In the spring of 2019, our school celebrated 150th aniversary. Our school has had many names and several school buildings from the center of Helsinki via Töölö and Haaga to Viikki.

The foundation of Finland’s first Finnish-language school for girls was laid in a small group advocating the Finnish language and national spirit in the late winter of 1869, with university lecturer B. F. Godenhjelm’s wife Ida Godenhjelm (née Lindroos) presiding over the birth of the school. In the spring of the same year, the group wrote a petition asking permission to found a private girl school in Helsinki. The school would closely resemble Helsinki’s state-owned girl school in subjects and courses, but have Finnish as its language of instruction. The Senate of Finland granted permission to establish the school on 1 April 1869, and the school commenced operation on 1 September 1869. By then, twelve pupils had signed up, five from Helsinki and seven from the countryside. Five more pupils enrolled later, raising the school’s total number of pupils to 17 in the first year.

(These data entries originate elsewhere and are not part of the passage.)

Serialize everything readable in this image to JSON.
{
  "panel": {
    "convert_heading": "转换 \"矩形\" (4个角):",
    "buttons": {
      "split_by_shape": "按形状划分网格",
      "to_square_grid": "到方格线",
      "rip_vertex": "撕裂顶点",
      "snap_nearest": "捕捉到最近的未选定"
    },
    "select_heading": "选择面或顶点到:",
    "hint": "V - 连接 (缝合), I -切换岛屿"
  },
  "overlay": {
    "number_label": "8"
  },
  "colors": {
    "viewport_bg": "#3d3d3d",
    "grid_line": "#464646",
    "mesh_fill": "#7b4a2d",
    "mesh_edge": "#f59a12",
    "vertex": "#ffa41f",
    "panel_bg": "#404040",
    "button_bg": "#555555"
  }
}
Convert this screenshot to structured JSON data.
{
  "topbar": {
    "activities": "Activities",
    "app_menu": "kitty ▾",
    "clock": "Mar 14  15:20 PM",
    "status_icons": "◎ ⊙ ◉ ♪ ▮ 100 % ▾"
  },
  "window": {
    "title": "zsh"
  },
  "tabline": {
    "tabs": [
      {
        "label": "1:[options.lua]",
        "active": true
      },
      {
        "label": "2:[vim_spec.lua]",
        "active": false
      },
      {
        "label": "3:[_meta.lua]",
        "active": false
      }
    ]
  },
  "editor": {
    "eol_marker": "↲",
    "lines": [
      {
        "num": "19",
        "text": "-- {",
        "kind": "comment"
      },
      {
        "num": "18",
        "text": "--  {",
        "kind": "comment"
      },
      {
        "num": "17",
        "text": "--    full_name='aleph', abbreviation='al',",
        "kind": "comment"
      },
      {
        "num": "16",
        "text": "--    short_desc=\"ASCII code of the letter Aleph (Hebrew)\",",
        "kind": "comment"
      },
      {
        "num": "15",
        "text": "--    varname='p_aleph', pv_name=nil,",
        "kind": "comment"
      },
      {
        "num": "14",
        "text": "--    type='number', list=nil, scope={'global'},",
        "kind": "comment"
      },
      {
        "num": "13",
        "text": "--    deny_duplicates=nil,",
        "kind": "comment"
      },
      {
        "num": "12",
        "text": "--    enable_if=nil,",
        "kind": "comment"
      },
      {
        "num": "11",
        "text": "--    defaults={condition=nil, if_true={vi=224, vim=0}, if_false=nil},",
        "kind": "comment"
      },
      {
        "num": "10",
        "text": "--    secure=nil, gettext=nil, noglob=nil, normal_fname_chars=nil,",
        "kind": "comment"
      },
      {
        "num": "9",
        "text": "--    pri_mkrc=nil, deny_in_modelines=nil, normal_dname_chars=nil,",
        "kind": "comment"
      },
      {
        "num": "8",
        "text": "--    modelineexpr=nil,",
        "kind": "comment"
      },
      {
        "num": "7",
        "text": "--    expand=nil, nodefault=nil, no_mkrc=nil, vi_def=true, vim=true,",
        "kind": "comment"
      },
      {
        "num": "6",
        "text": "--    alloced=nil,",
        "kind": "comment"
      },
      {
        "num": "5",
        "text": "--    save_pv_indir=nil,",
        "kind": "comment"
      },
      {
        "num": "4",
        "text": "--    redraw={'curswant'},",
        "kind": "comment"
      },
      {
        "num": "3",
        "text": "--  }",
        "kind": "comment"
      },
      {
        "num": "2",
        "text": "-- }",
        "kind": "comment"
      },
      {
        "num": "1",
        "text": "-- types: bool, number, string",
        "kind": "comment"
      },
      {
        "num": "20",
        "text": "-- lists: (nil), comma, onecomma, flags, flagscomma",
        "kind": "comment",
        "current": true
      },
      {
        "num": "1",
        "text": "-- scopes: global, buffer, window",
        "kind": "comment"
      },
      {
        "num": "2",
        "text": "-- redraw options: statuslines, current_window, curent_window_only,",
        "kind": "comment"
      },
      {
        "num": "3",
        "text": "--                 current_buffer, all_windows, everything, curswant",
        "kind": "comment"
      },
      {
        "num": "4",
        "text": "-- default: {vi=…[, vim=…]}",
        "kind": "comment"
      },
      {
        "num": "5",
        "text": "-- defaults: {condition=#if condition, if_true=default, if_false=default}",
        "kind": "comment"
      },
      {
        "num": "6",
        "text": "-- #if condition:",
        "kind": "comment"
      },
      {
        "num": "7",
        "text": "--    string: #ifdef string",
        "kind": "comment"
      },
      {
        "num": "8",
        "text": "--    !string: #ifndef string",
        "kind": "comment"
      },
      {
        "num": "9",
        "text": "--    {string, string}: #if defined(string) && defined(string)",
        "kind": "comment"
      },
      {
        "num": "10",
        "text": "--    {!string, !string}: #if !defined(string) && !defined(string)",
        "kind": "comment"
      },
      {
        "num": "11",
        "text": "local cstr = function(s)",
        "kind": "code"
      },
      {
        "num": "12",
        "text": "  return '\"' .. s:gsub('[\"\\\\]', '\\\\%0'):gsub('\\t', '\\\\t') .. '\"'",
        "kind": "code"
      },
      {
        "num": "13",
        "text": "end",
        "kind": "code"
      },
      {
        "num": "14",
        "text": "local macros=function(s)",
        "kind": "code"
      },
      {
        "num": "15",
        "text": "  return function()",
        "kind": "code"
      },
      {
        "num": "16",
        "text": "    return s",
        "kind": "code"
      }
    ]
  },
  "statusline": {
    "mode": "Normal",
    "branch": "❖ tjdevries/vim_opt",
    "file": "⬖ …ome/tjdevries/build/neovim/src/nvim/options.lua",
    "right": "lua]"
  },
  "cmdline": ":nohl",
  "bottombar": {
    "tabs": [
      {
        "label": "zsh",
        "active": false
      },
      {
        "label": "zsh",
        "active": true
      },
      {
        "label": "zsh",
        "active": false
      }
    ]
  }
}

The Finnish-language girl school operated in different parts of the Helsinki city centre during its first years, until it gained its first own school building on the corner of the streets Yrjönkatu and Bulevardi in 1884. In 1924, the school moved to Runeberginkatu street and changed its name to Tyttönormaalilyseo. In 1969, the school became co-educational, moved to Mäkipellontie street in the Etelä-Haaga district and changed its name to Helsingin yhteisnormaalilyseo.

In 1974, the school became part of the Department of Teacher Education of the Faculty of Education, University of Helsinki, and changed its name to Helsingin II normaalikoulu.

Comprehensive school grades 7–9 and the general upper secondary school operated in the Mäkipellontie school building for over thirty years. Comprehensive school grades 1–6 were housed on Isonnevantie street, also in the Haaga district from 1974 and on Bulevardi street in the city centre from 1981 to 1983 while the school building in Haaga was renovated and expanded. The comprehensive school started moving to Viikki in stages, starting with grades 1–6 in 1999.

In 2003, the rest of the school moved to the Viikki Campus, and the school changed its name to Helsingin yliopiston Viikin normaalikoulu, the Viikki Teacher Training School of the University of Helsinki.

The new school building at Kevätkatu 2 in Viikki houses some 940 pupils and students, almost 100 teachers and approximately 250 student teachers.